Physics-based Shading Reconstruction for Intrinsic Image Decomposition

TL;DR

This paper introduces a physics-based, deep learning framework for intrinsic image decomposition that effectively addresses shading and texture ambiguities, achieving state-of-the-art results across multiple datasets.

Contribution

It presents a novel combination of physics-based descriptors, unsupervised shading estimation, and deep learning refinement for intrinsic image decomposition.

Findings

Achieves superior results on multiple intrinsic image datasets.

Effectively addresses shading and texture ambiguity problems.
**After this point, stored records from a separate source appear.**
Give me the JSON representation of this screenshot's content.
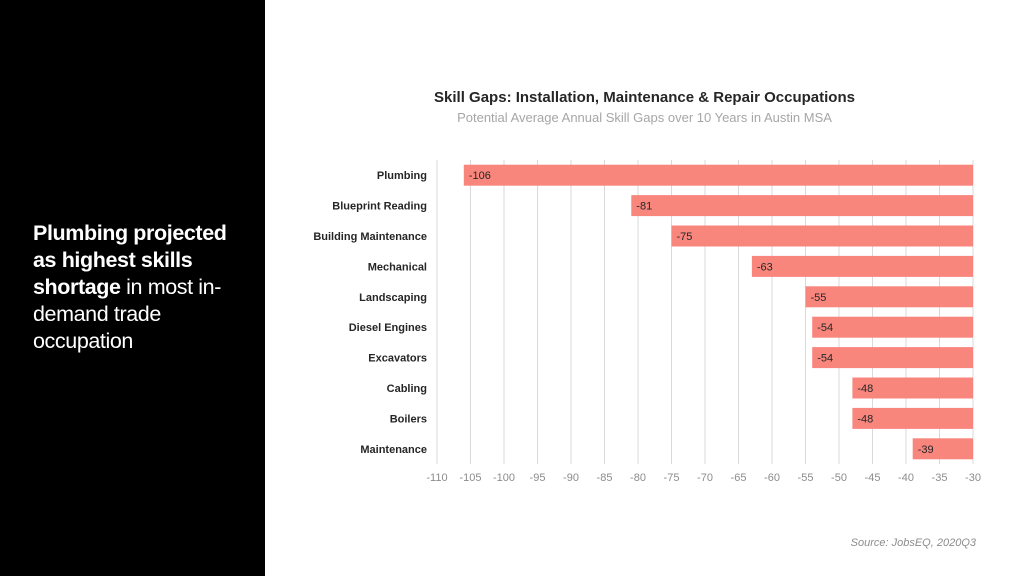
{
  "headline": {
    "part1": "Plumbing projected as highest skills shortage",
    "part2": " in most in-demand trade occupation"
  },
  "source": "Source: JobsEQ, 2020Q3",
  "colors": {
    "bar": "#f8867d",
    "grid": "#d9d9d9",
    "label": "#262626",
    "tick": "#8c8c8c"
  },
  "chart_data": {
    "type": "bar",
    "orientation": "horizontal",
    "title": "Skill Gaps: Installation, Maintenance  & Repair Occupations",
    "subtitle": "Potential Average Annual Skill Gaps over 10 Years in Austin MSA",
    "categories": [
      "Plumbing",
      "Blueprint Reading",
      "Building Maintenance",
      "Mechanical",
      "Landscaping",
      "Diesel Engines",
      "Excavators",
      "Cabling",
      "Boilers",
      "Maintenance"
    ],
    "values": [
      -106,
      -81,
      -75,
      -63,
      -55,
      -54,
      -54,
      -48,
      -48,
      -39
    ],
    "xlim": [
      -110,
      -30
    ],
    "xticks": [
      -110,
      -105,
      -100,
      -95,
      -90,
      -85,
      -80,
      -75,
      -70,
      -65,
      -60,
      -55,
      -50,
      -45,
      -40,
      -35,
      -30
    ],
    "grid": true,
    "data_labels": true
  }
}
Attains state-of-the-art shading estimation performance.

Abstract

We investigate the use of photometric invariance and deep learning to compute intrinsic images (albedo and shading). We propose albedo and shading gradient descriptors which are derived from physics-based models. Using the descriptors, albedo transitions are masked out and an initial sparse shading map is calculated directly from the corresponding RGB image gradients in a learning-free unsupervised manner. Then, an optimization method is proposed to reconstruct the full dense shading map. Finally, we integrate the generated shading map into a novel deep learning framework to refine it and also to predict corresponding albedo image to achieve intrinsic image decomposition. By doing so, we are the first to directly address the texture and intensity ambiguity problems of the shading estimations. Large scale experiments show that our approach steered by physics-based invariant descriptors achieve superior results on MIT Intrinsics, NIR-RGB Intrinsics, Multi-Illuminant Intrinsic Images, Spectral Intrinsic Images, As Realistic As Possible, and competitive results on Intrinsic Images in the Wild datasets while achieving state-of-the-art shading estimations.